Skopje, 18 December 2024
On 17 December 2024, the National Bank’s Executive Board held a regular meeting on the monetary policy setup and discussed the latest data and information on the global and domestic economy, as well as the latest developments on the international and domestic financial markets in the context of the monetary policy setup.
The Committee assessed that the latest conditions in the economy enable further gradual normalization of the monetary policy setup. As a result, the Committee decided to reduce the interest rate on CB bills by 0.25 percentage points, to the level of 5.55%. At the meeting, the Board also decided to reduce the deposit facility interest rates, by 0.25 percentage points, whereby the interest rates on overnight and 7-day deposit facilities will equal 3.95% and 4%, respectively. The supply of CB bills at the regular auction remains unchanged and amounts to Denar 10 billion.
This change in the interest rates means that the vigilant approach in the monetary policy conduct remains, which is conditioned by enduring external risks, as well as domestic factors that affect the aggregate demand. The level of interest rates, together with the changes in reserve requirement and macro prudential measures taken, are expected to contribute towards price stability in the medium run and stability of the denar exchange rate against euro.
The monetary policy decision is based on the inflation forecast, which moves within the expectations, as well as on the continuous favorable developments on the foreign exchange market. The annual inflation rate accelerated in November as expected and equaled 4.3% (3.5% in October), because of the food prices. This is largely explained by the lower comparison base compared to the same period last year, due to the measures taken then in order to limit the price growth temporarily. At the same time, core inflation is slowing down on an annual basis, registering as well further price drop in the energy component. The effects of the comparison base will have a prolonged impact on food prices, i.e. by the end of the year, the annual inflation rate is expected to remain close to last month's level. Despite such movements, on average for the entire 2024, the inflation is expected to be 3.5%, i.e. within the projected rate, according to the October forecasting round The EC's surveys of consumers' expectations show that the expectations for price reduction in the next period prevail. Regarding the stock market prices of primary products, according to the latest forecasts they have been revised downwards, in line with reduced global demand.
The foreign exchange market is stable and the movements are favorable. The level of foreign reserves at the end of November equaled Euro 4,920 million, which is an appropriate level for maintaining the stability of the domestic currency exchange rate.
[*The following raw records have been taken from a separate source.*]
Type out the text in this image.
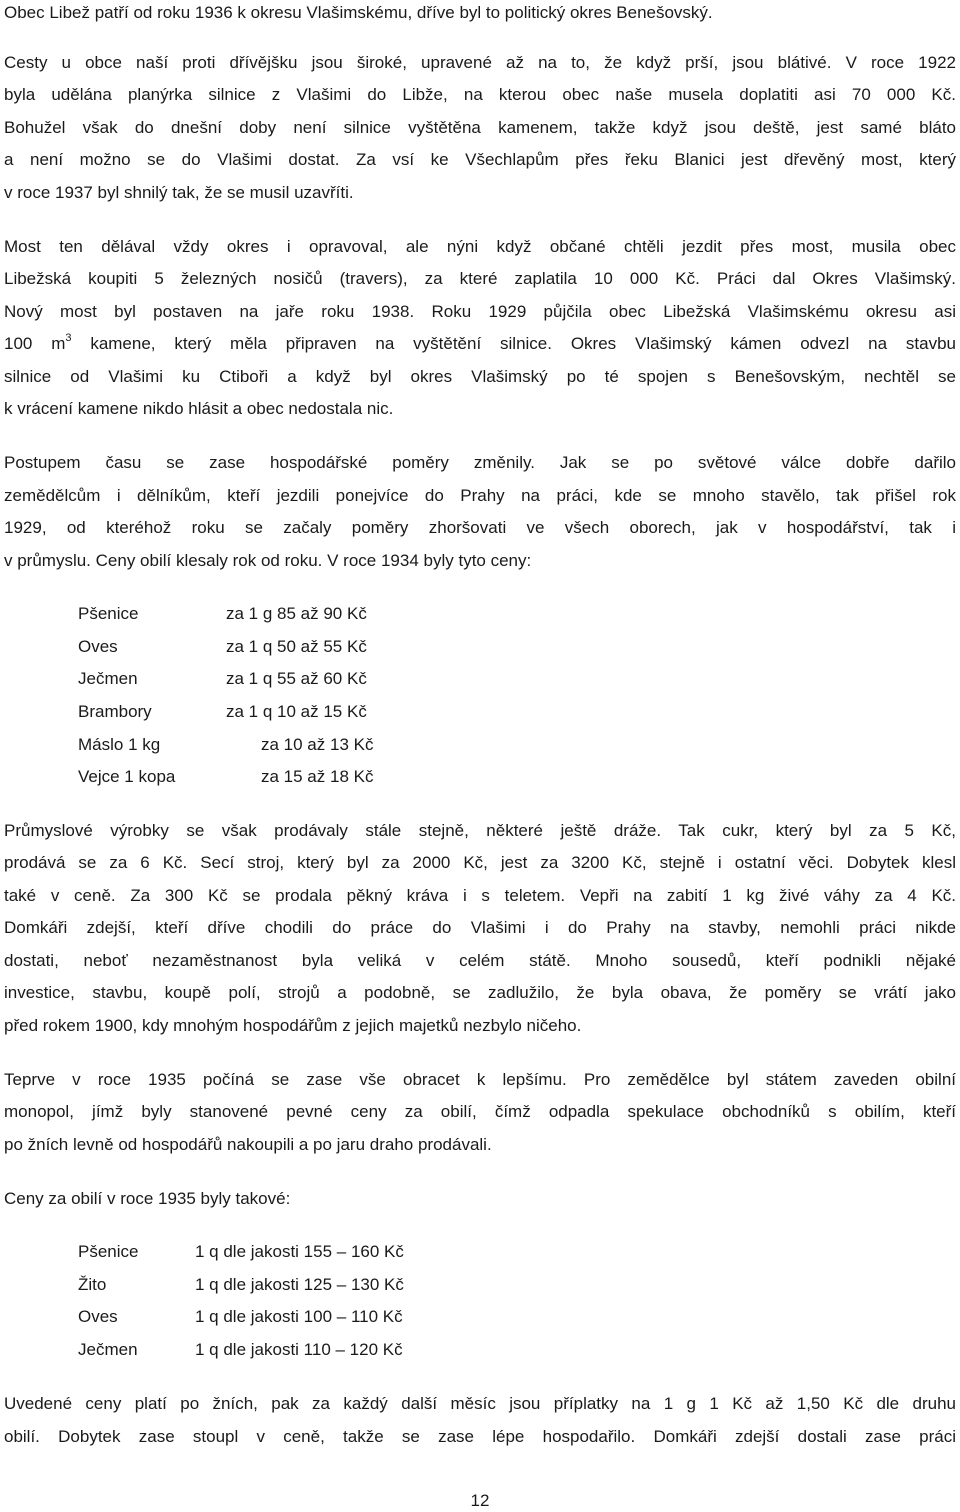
Obec Libež patří od roku 1936 k okresu Vlašimskému, dříve byl to politický okres Benešovský.
Cesty u obce naší proti dřívějšku jsou široké, upravené až na to, že když prší, jsou blátivé. V roce 1922
byla udělána planýrka silnice z Vlašimi do Libže, na kterou obec naše musela doplatiti asi 70 000 Kč.
Bohužel však do dnešní doby není silnice vyštětěna kamenem, takže když jsou deště, jest samé bláto
a není možno se do Vlašimi dostat. Za vsí ke Všechlapům přes řeku Blanici jest dřevěný most, který
v roce 1937 byl shnilý tak, že se musil uzavříti.
Most ten dělával vždy okres i opravoval, ale nýni když občané chtěli jezdit přes most, musila obec
Libežská koupiti 5 železných nosičů (travers), za které zaplatila 10 000 Kč. Práci dal Okres Vlašimský.
Nový most byl postaven na jaře roku 1938. Roku 1929 půjčila obec Libežská Vlašimskému okresu asi
100 $m^3$ kamene, který měla připraven na vyštětění silnice. Okres Vlašimský kámen odvezl na stavbu
silnice od Vlašimi ku Ctiboři a když byl okres Vlašimský po té spojen s Benešovským, nechtěl se
k vrácení kamene nikdo hlásit a obec nedostala nic.
Postupem času se zase hospodářské poměry změnily. Jak se po světové válce dobře dařilo
zemědělcům i dělníkům, kteří jezdili ponejvíce do Prahy na práci, kde se mnoho stavělo, tak přišel rok
1929, od kteréhož roku se začaly poměry zhoršovati ve všech oborech, jak v hospodářství, tak i
v průmyslu. Ceny obilí klesaly rok od roku. V roce 1934 byly tyto ceny:
Pšenice	za 1 g 85 až 90 Kč
Oves	za 1 q 50 až 55 Kč
Ječmen	za 1 q 55 až 60 Kč
Brambory	za 1 q 10 až 15 Kč
Máslo 1 kg	za 10 až 13 Kč
Vejce 1 kopa	za 15 až 18 Kč
Průmyslové výrobky se však prodávaly stále stejně, některé ještě dráže. Tak cukr, který byl za 5 Kč,
prodává se za 6 Kč. Secí stroj, který byl za 2000 Kč, jest za 3200 Kč, stejně i ostatní věci. Dobytek klesl
také v ceně. Za 300 Kč se prodala pěkný kráva i s teletem. Vepři na zabití 1 kg živé váhy za 4 Kč.
Domkáři zdejší, kteří dříve chodili do práce do Vlašimi i do Prahy na stavby, nemohli práci nikde
dostati, neboť nezaměstnanost byla veliká v celém státě. Mnoho sousedů, kteří podnikli nějaké
investice, stavbu, koupě polí, strojů a podobně, se zadlužilo, že byla obava, že poměry se vrátí jako
před rokem 1900, kdy mnohým hospodářům z jejich majetků nezbylo ničeho.
Teprve v roce 1935 počíná se zase vše obracet k lepšímu. Pro zemědělce byl státem zaveden obilní
monopol, jímž byly stanovené pevné ceny za obilí, čímž odpadla spekulace obchodníků s obilím, kteří
po žních levně od hospodářů nakoupili a po jaru draho prodávali.
Ceny za obilí v roce 1935 byly takové:
Pšenice	1 q dle jakosti 155 – 160 Kč
Žito	1 q dle jakosti 125 – 130 Kč
Oves	1 q dle jakosti 100 – 110 Kč
Ječmen	1 q dle jakosti 110 – 120 Kč
Uvedené ceny platí po žních, pak za každý další měsíc jsou příplatky na 1 g 1 Kč až 1,50 Kč dle druhu
obilí. Dobytek zase stoupl v ceně, takže se zase lépe hospodařilo. Domkáři zdejší dostali zase práci
12
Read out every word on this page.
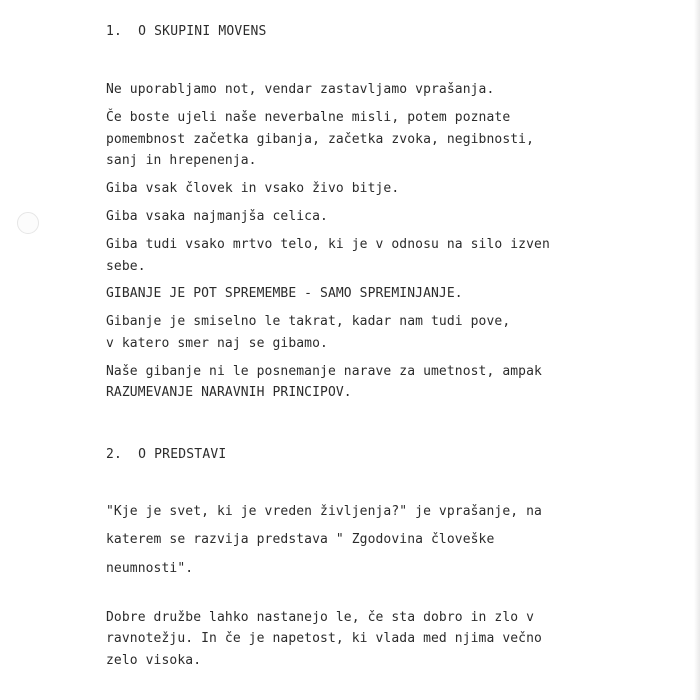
1.  O SKUPINI MOVENS
Ne uporabljamo not, vendar zastavljamo vprašanja.
Če boste ujeli naše neverbalne misli, potem poznate
pomembnost začetka gibanja, začetka zvoka, negibnosti,
sanj in hrepenenja.
Giba vsak človek in vsako živo bitje.
Giba vsaka najmanjša celica.
Giba tudi vsako mrtvo telo, ki je v odnosu na silo izven
sebe.
GIBANJE JE POT SPREMEMBE - SAMO SPREMINJANJE.
Gibanje je smiselno le takrat, kadar nam tudi pove,
v katero smer naj se gibamo.
Naše gibanje ni le posnemanje narave za umetnost, ampak
RAZUMEVANJE NARAVNIH PRINCIPOV.
2.  O PREDSTAVI
"Kje je svet, ki je vreden življenja?" je vprašanje, na
katerem se razvija predstava " Zgodovina človeške
neumnosti".
Dobre družbe lahko nastanejo le, če sta dobro in zlo v
ravnotežju. In če je napetost, ki vlada med njima večno
zelo visoka.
In line with the favorable developments on the foreign exchange market, the National Bank has intervened by purchasing foreign currency since the beginning of the year, which contributed to improved performance in the foreign reserves than expected. Regarding the latest available external sector data, the trade deficit in October 2024 is currently lower compared to the expectations for the fourth quarter in the October forecasting round. The performance on the currency exchange market as of the end of November matches the projected net inflows based on private transfers. In the third quarter of 2024, the balance of payments’ current account surplus is almost at the level of the one in the October forecast, given registered net financial outflows as expected.
Regarding the European Central Bank (ECB) policy, as a factor that the National Bank has taken into account, at the latest meeting in December, for the fourth time this year, decision on reducing the interest rate by 0.25 percentage points was adopted.
The economic growth in the third quarter of 2024 accelerated moderately and reached 3%, which is close to the National Bank forecasts. The growth registered in the first three quarters of the year equaled 2.6%, which slightly exceeded the expectations, amid upward data revisions for the first half of the year. Regarding the risks to the growth in the next period, they are still present and are primarily related to the developments in the external environment, as well as to both intensity and dynamics of realization of domestic infrastructure projects.
In the monetary sector, the deposits and credits register solid growth rates, with the developments so far being better than expected for the last quarter of the year.
Generally, the latest developments in the key macroeconomic indicators, as well as the perceptions in relation to their future path, created a room for further normalization of the monetary policy. The external environment risks are still present, with the risks arising from domestic factors being vigilantly monitored, since they can affect the demand and the prices in the following period. Therefore, the conduct of prudent macroeconomic policies will remain priority in the future, as well. The National Bank remains prepared to use all the necessary instruments and to take appropriate measures that will contribute to maintenance of the stability of the exchange rate and the medium-term price stability.